To address the original question, I really, really really want W10M to save the Windows phone. HOWEVER, I am so disappointed by the way all the fantastic UI innovations in WP8.1 have been abandoned in W10M (yes, I KNOW it's a beta, but the direction is clear). I really dislike using it; it's like a crude copy of Android, and I'd rather use a real Android phone than this. With sorrow I've rolled back to WP8.1 and expect to stay there.
This sacrifice was necessary, apparently, in order to support the "universal app" concept, with a common user experience across all three platforms (desktop, tablet, phone). Personally I am EXTREMELY sceptical that this will work for apps with any decent functionality.

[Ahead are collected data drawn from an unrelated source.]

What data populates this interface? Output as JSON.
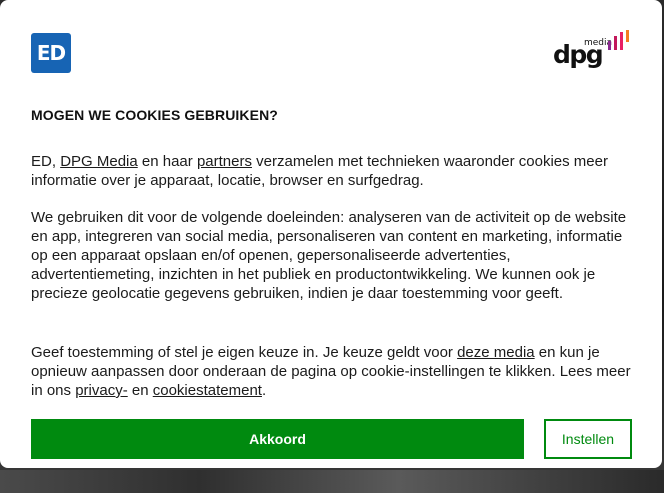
{
  "brand": {
    "site_logo_text": "ED",
    "site_logo_color": "#1764b4",
    "publisher_logo_word": "dpg",
    "publisher_logo_sub": "media",
    "publisher_bar_colors": [
      "#8b2a8f",
      "#c2185b",
      "#e91e63",
      "#f47b20"
    ]
  },
  "dialog": {
    "title": "MOGEN WE COOKIES GEBRUIKEN?",
    "p1": {
      "t1": "ED, ",
      "link_dpg": "DPG Media",
      "t2": " en haar ",
      "link_partners": "partners",
      "t3": " verzamelen met technieken waaronder cookies meer informatie over je apparaat, locatie, browser en surfgedrag."
    },
    "p2": "We gebruiken dit voor de volgende doeleinden: analyseren van de activiteit op de website en app, integreren van social media, personaliseren van content en marketing, informatie op een apparaat opslaan en/of openen, gepersonaliseerde advertenties, advertentiemeting, inzichten in het publiek en productontwikkeling. We kunnen ook je precieze geolocatie gegevens gebruiken, indien je daar toestemming voor geeft.",
    "p3": {
      "t1": "Geef toestemming of stel je eigen keuze in. Je keuze geldt voor ",
      "link_media": "deze media",
      "t2": " en kun je opnieuw aanpassen door onderaan de pagina op cookie-instellingen te klikken. Lees meer in ons ",
      "link_privacy": "privacy-",
      "t3": " en ",
      "link_cookie": "cookiestatement",
      "t4": "."
    },
    "accept_label": "Akkoord",
    "settings_label": "Instellen"
  },
  "colors": {
    "accent_green": "#008a0f"
  }
}
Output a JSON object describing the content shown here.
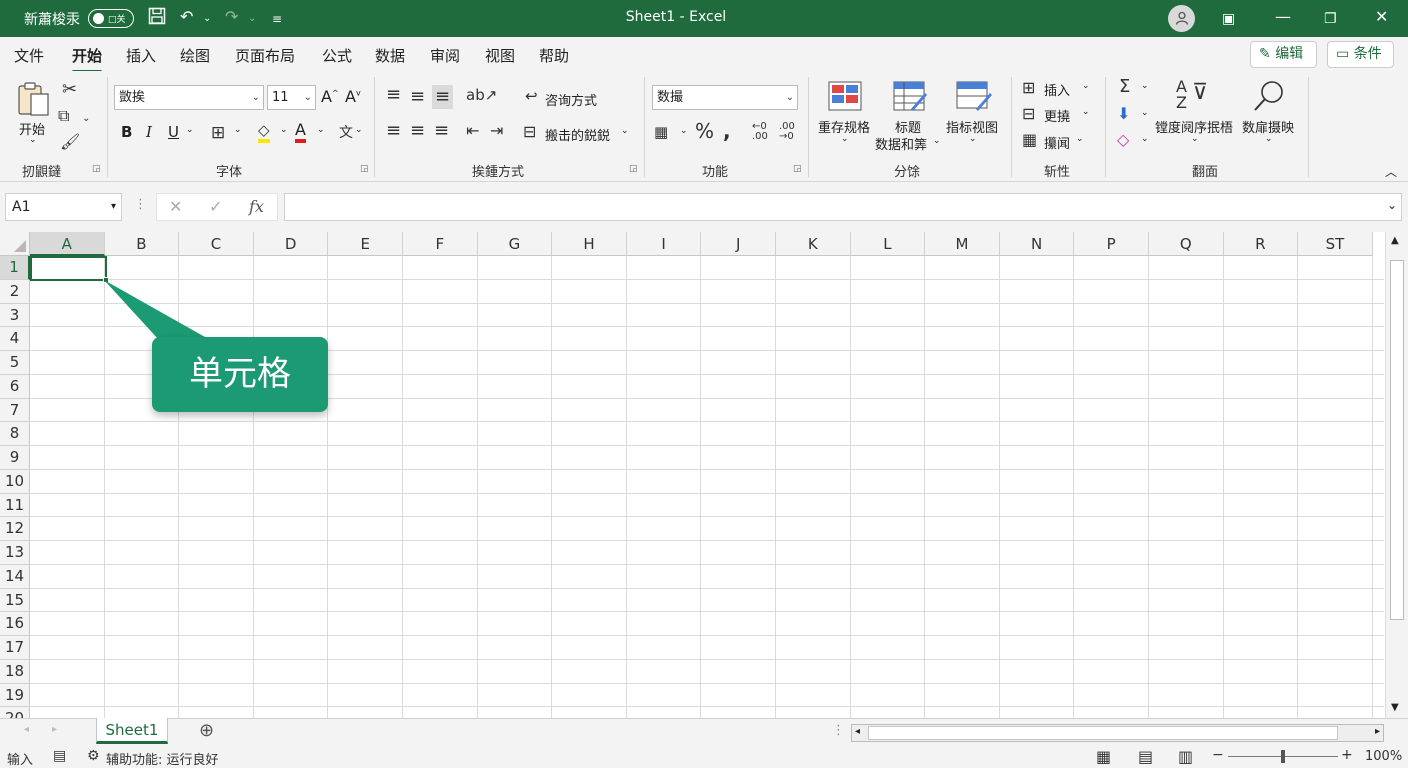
{
  "titlebar": {
    "autosave_label": "新蕭梭汞",
    "toggle_text": "□关",
    "window_title": "Sheet1  -  Excel"
  },
  "menu": {
    "tabs": [
      "文件",
      "开始",
      "插入",
      "绘图",
      "页面布局",
      "公式",
      "数据",
      "审阅",
      "视图",
      "帮助"
    ],
    "edit_button": "编辑",
    "comment_button": "条件"
  },
  "ribbon": {
    "clipboard": {
      "paste_label": "开始",
      "group_name": "扨鼰鐽"
    },
    "font": {
      "font_name": "敳挨",
      "font_size": "11",
      "group_name": "字体"
    },
    "alignment": {
      "wrap_label": "咨询方式",
      "merge_label": "搬击的鋭鋭",
      "group_name": "挨鍾方式"
    },
    "number": {
      "format": "数撮",
      "group_name": "功能"
    },
    "styles": {
      "cond_label": "重存规格",
      "table_label_1": "标题",
      "table_label_2": "数据和筭",
      "cell_label": "指标视图",
      "group_name": "分馀"
    },
    "cells": {
      "insert": "插入",
      "delete": "更撓",
      "format": "攥闻",
      "group_name": "斩性"
    },
    "editing": {
      "sort_label": "镗度阋序抿梧",
      "find_label": "数扉摄映",
      "group_name": "翻面"
    }
  },
  "formula_bar": {
    "name_box": "A1",
    "fx_label": "fx",
    "formula": ""
  },
  "grid": {
    "columns": [
      "A",
      "B",
      "C",
      "D",
      "E",
      "F",
      "G",
      "H",
      "I",
      "J",
      "K",
      "L",
      "M",
      "N",
      "P",
      "Q",
      "R",
      "ST"
    ],
    "rows": [
      "1",
      "2",
      "3",
      "4",
      "5",
      "6",
      "7",
      "8",
      "9",
      "10",
      "11",
      "12",
      "13",
      "14",
      "15",
      "16",
      "17",
      "18",
      "19",
      "20"
    ],
    "active_cell": "A1"
  },
  "callout": {
    "text": "单元格"
  },
  "sheets": {
    "tabs": [
      "Sheet1"
    ]
  },
  "status": {
    "mode": "输入",
    "accessibility": "辅助功能: 运行良好",
    "zoom": "100%"
  },
  "colors": {
    "accent": "#1f6b3d",
    "callout": "#1b9a73"
  }
}
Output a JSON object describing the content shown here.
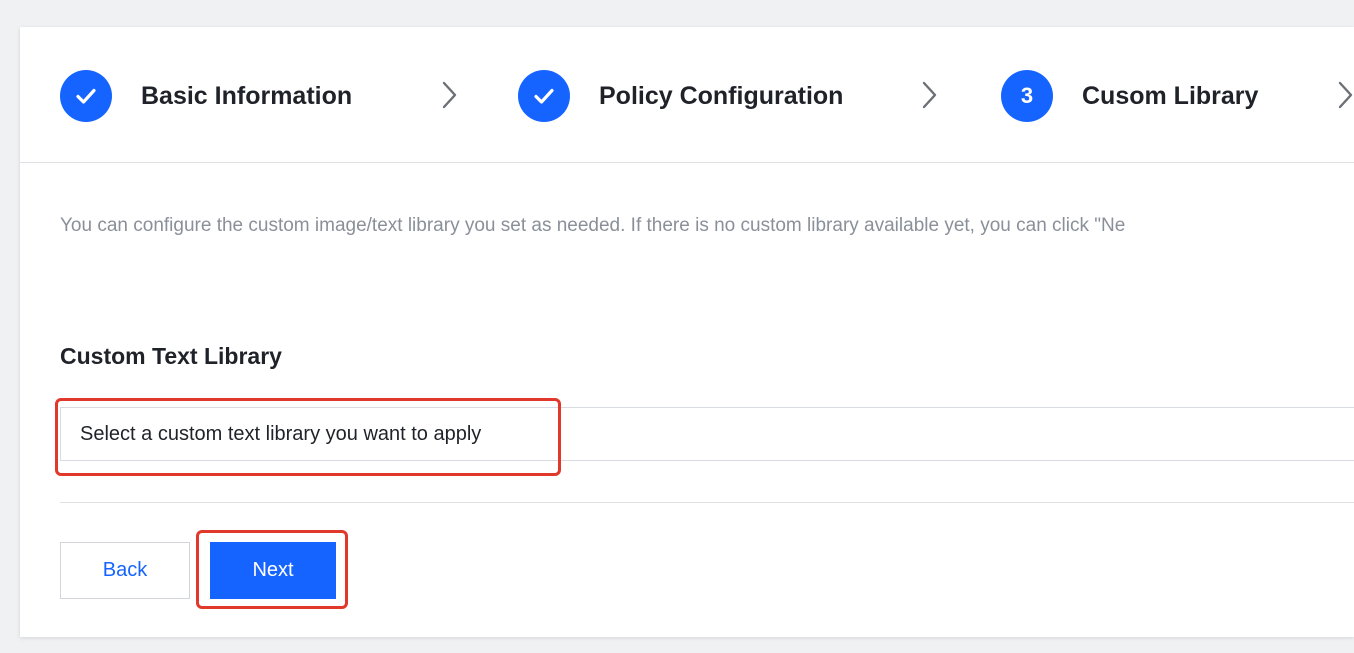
{
  "steps": [
    {
      "status": "done",
      "label": "Basic Information"
    },
    {
      "status": "done",
      "label": "Policy Configuration"
    },
    {
      "status": "current",
      "number": "3",
      "label": "Cusom Library"
    }
  ],
  "intro_text": "You can configure the custom image/text library you set as needed. If there is no custom library available yet, you can click \"Ne",
  "custom_text_library": {
    "title": "Custom Text Library",
    "select_placeholder": "Select a custom text library you want to apply"
  },
  "actions": {
    "back_label": "Back",
    "next_label": "Next"
  },
  "colors": {
    "primary": "#1664ff",
    "highlight": "#e0382b",
    "muted_text": "#8a9099"
  }
}
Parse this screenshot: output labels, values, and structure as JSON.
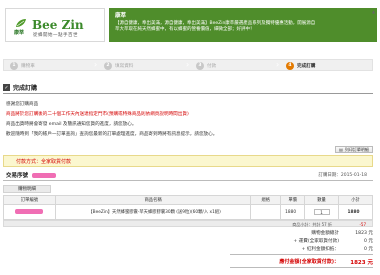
{
  "brand": {
    "cn_name": "康萃",
    "en_name": "Bee Zin",
    "slogan": "從蜂開始一點手百世"
  },
  "banner": {
    "title": "康萃",
    "lines": [
      "【源自健康，奉出美滿，源自健康，奉出美滿】BeeZin康萃嚴選產品系列及獨特優惠活動，開展源自",
      "萃大萃取在純天然蜂蜜中，有以蜂蜜的營養價值，細微全部；好評中！"
    ]
  },
  "steps": [
    {
      "num": "1",
      "label": "購物車"
    },
    {
      "num": "2",
      "label": "填寫資料"
    },
    {
      "num": "3",
      "label": "付款"
    },
    {
      "num": "4",
      "label": "完成訂購"
    }
  ],
  "section_title": "完成訂購",
  "messages": {
    "thanks": "感謝您訂購商品",
    "notice": "商品將於您訂購後的二十個工作天內送達指定門市(預購或特殊商品則依網頁說明時間出貨)",
    "email": "商品出貨時將會寄發 email 及簡訊通知您貨的進度，請您放心。",
    "followup": "歡迎隨時到「我的帳戶一訂單查詢」查詢您最新的訂單處理進度，商品寄到時將有訊息提示，請您放心。"
  },
  "print_button": "列印訂單明細",
  "payment": {
    "label": "付款方式：全家取貨付款"
  },
  "order": {
    "label": "交易序號",
    "time_label": "訂購日期：2015-01-18"
  },
  "list_tab": "購物明細",
  "table": {
    "headers": [
      "訂單編號",
      "商品名稱",
      "規格",
      "單價",
      "數量",
      "小計"
    ],
    "rows": [
      {
        "product": "【BeeZin】天然蜂蜜膠囊-萃天蜂膠膠囊30顆 (送9粒)(60顆/入 x1組)",
        "spec": "",
        "price": "1880",
        "qty": "1",
        "subtotal": "1880"
      }
    ]
  },
  "discount_bar": {
    "label": "商品小計：共計 57 折",
    "value": "-57"
  },
  "totals": [
    {
      "label": "購物金額總計",
      "value": "1823 元"
    },
    {
      "label": "+ 運費(全家取貨付款)",
      "value": "0 元"
    },
    {
      "label": "+ 紅利金額扣抵：",
      "value": "0 元"
    }
  ],
  "final_total": {
    "label": "應付金額(全家取貨付款)：",
    "value": "1823 元"
  },
  "colors": {
    "banner_green": "#4f8d2b",
    "active_step": "#e37a00",
    "alert_red": "#d40000",
    "pay_box_bg": "#fbf7cf"
  }
}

Take Outlook 2013, for instance. It's a complex desktop app with a lot of functionality and a complex UI. It would be a VAST amount of work to design a new UI for it that would kick in when the software found itself on a tablet, and yet another UI that would take over on a phone. In fact it seems inconceivable that Outlook 2013 could ever be useable on a 5" screen.
This is true of a whole range of Windows desktop applications - the idea that the developers will manage to make a reasonably functional app that will span all three platforms is for the birds, in my view. I think most of them will only ever span two (desktop/tablet, or tablet/phone). Maybe that is all it takes, but we seem to have made a big sacrifice in the UI in order to enjoy the "benefits" of universal apps. (Exactly the same is true of programs written in Java, for example: multi-platform, so a crap lowest-common-denominator UI.)
Microsoft make great play of "One experience, all platforms". But is "one experience" REALLY that important? Apple and Google have managed extremely well so far without it.
So no, I don't think W10M will save the Windows phone. I think it COULD have done, but Microsoft have blown it. I am deeply saddened by that: I wanted W10M to be a super-polished version of WP8.1, and I guess we'll never get to see that.